Somente na Inglaterra, pode-se dizer que há juízes […] só há um país no mundo em que o juiz é mais forte que os poderosos. O juiz sobreleva à família, à aristocracia, ao dinheiro e, o que é mais que tudo, aos partidos, à imprensa, à opinião; […] O sentimento de igualdade de direitos, ou de pessoa, na mais extrema desigualdade de fortuna e condição é o fundo da dignidade anglo-saxônica” (Joaquim Nabuco, Minha Formação, Rio de Janeiro: Topbooks, 1999, pp. 99-100)

O debate é atualíssimo. Ainda discutimos se o Parlamentarismo serviria como alternativa democrática ao Presidencialismo, por vezes ineficiente e moroso em dar resposta às crescentes demandas econômico-sociais. Nabuco declarou-se monarquista por, paradoxalmente, e tomando a Inglaterra como paradigma, este ser o regime em que a democracia estaria mais bem resguardada das investidas autoritárias dos governantes. Em um cotejo perspicaz e analítico de Cardoso, Tocqueville está para os Estados Unidos assim como Joaquim Nabuco está para a Inglaterra.
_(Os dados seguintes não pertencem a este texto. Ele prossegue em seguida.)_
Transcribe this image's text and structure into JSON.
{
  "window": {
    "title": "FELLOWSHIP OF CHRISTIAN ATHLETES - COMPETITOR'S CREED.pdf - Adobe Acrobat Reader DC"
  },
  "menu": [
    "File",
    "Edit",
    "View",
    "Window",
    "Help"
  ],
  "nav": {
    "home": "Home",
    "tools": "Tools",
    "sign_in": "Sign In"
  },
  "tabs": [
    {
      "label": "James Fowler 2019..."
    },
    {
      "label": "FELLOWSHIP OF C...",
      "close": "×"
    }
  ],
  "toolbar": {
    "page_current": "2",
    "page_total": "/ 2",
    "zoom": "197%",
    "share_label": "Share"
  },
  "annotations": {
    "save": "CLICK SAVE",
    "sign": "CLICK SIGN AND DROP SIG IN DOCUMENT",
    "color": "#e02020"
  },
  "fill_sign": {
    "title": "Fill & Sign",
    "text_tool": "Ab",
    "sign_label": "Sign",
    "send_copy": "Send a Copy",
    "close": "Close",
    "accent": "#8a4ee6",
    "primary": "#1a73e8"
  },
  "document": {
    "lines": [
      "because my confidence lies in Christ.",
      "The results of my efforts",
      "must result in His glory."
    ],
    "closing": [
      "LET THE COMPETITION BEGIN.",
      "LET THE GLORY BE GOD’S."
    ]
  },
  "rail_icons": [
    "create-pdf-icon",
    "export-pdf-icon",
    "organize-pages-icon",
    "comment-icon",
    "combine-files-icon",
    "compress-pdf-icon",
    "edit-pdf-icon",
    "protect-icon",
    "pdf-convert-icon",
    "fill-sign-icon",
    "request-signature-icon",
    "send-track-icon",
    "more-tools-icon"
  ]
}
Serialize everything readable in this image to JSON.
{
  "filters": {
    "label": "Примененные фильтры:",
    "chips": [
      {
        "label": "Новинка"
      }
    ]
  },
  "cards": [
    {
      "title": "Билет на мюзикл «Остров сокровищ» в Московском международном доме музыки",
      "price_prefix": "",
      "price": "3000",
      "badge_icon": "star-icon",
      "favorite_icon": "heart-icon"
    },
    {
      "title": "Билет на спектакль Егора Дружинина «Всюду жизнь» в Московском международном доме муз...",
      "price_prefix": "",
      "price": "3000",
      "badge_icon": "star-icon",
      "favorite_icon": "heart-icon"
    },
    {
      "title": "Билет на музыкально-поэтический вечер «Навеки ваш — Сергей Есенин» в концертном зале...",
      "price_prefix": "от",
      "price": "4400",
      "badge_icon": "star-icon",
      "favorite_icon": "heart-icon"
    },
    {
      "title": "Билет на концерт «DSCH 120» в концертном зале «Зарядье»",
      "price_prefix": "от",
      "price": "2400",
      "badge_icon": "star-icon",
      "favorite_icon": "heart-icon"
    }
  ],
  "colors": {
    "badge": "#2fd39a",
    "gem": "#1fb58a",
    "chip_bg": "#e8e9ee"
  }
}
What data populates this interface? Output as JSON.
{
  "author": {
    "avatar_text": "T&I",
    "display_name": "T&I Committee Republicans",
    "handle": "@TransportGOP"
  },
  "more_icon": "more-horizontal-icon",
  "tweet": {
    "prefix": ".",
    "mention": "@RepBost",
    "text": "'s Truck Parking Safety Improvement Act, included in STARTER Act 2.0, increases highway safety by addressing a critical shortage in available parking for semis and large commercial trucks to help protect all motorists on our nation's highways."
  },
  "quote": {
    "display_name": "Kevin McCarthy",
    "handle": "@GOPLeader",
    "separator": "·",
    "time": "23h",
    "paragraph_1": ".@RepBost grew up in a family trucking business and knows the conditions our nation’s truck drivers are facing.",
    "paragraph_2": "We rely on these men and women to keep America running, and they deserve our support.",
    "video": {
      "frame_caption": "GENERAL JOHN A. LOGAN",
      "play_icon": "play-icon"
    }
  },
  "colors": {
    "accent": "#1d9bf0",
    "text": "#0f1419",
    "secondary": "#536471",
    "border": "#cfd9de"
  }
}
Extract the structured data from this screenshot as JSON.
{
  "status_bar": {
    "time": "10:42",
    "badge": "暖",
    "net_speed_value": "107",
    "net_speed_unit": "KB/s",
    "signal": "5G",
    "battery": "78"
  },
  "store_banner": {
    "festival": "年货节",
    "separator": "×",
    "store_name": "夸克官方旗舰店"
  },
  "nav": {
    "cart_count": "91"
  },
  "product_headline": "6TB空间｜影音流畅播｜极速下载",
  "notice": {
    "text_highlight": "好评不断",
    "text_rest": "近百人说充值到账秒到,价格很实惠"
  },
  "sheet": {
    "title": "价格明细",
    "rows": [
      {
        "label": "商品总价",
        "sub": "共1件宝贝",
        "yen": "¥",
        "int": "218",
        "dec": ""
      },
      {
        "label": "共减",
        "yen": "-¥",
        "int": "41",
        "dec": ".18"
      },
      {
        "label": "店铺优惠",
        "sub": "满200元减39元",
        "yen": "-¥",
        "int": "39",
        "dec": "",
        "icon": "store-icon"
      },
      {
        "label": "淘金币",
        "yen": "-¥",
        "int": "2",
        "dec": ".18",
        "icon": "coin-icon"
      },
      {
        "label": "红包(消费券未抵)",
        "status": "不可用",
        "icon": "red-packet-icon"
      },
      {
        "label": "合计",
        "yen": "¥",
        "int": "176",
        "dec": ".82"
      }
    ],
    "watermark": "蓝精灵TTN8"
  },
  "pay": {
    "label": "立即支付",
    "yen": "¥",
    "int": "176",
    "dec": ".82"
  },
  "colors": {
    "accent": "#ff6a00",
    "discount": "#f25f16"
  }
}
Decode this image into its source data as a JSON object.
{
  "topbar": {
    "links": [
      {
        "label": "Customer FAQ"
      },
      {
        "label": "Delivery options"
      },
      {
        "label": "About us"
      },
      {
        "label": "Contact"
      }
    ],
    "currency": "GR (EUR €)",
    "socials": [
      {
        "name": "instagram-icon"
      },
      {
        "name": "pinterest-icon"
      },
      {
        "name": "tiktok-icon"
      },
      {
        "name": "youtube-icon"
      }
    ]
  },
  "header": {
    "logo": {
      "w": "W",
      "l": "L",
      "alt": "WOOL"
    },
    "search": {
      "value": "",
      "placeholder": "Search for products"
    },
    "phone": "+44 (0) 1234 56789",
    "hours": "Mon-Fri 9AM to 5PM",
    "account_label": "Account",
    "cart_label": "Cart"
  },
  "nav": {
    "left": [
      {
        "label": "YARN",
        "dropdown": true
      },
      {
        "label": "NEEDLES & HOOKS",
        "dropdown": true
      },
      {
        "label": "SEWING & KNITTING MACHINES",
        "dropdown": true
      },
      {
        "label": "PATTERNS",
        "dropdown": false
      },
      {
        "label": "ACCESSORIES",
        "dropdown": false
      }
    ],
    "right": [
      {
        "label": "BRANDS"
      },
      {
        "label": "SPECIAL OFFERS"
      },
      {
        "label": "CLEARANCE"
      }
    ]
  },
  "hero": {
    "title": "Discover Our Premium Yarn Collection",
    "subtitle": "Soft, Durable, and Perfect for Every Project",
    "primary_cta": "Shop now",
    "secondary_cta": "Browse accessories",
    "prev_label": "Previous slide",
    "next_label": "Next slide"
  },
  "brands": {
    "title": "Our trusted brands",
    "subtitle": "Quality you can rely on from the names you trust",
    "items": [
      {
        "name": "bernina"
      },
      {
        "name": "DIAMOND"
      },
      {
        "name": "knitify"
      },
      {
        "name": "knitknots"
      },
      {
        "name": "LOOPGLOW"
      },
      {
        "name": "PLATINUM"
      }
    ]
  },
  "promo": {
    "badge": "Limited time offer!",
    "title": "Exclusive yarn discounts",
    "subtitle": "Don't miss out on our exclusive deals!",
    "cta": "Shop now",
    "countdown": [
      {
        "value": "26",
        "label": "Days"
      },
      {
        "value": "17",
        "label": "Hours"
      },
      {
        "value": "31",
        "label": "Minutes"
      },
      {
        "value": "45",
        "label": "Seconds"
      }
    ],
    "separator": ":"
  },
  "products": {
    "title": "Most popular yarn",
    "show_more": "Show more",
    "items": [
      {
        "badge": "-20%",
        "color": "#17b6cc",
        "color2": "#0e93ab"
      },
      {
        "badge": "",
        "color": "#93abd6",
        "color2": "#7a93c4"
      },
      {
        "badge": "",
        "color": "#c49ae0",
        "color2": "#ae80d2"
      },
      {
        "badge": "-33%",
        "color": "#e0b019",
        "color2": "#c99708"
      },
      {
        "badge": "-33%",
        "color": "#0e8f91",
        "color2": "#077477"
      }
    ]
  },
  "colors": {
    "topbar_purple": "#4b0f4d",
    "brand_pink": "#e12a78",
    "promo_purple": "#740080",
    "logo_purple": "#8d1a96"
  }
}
Um e outro notaram na América e na Europa a consolidação das virtudes emanadas da consciência da elite política de cada país sob o escopo da cidadania e da igualdade.

Em Um olhar sul americano, há lições de equivalente proceridade sobre o Joaquim diplomata. O espírito estadista manifesta-se por meio da questão da América Latina, em que a região passa a ser escopo nas relações internacionais brasileiras. A inquietação gerada pelas profundas transformações políticas do século XIX, dentre independências e transições de Monarquia para República, são exaltadas em Balmaceda

é preciso comparar o estado em que (os líderes) receberam o país e o estado em que o deixaram, o inventário nacional ao entrar e ao sair” (pág. 27-28)

Ao citar Nabuco, assevera Cardoso:

A essa formulação singela, cabe agregar: Quantas situações não terão ocorrido na América Latina em que ao desvirtuar a natureza das funções do homem de Estado sucederam experiências políticas igualmente penosas?” (pág. 28)

É evidente que na América Latina, à esquerda e à direita, há dezenas de experiências degradantes em relação a líderes que extravasaram suas competências constitucionais e políticas e, em dado momento, utilizaram a democracia para solapar a própria democracia. Joaquim Nabuco estava adiantado. Fosse na questão racial, nas relações diplomáticas ou nos regimes de governo, sempre previu com maestria a que passo caminharíamos diante de tais e quais decisões.

* Leonardo Freitas é formado em Direito pela Universidade Federal de Santa Catarina.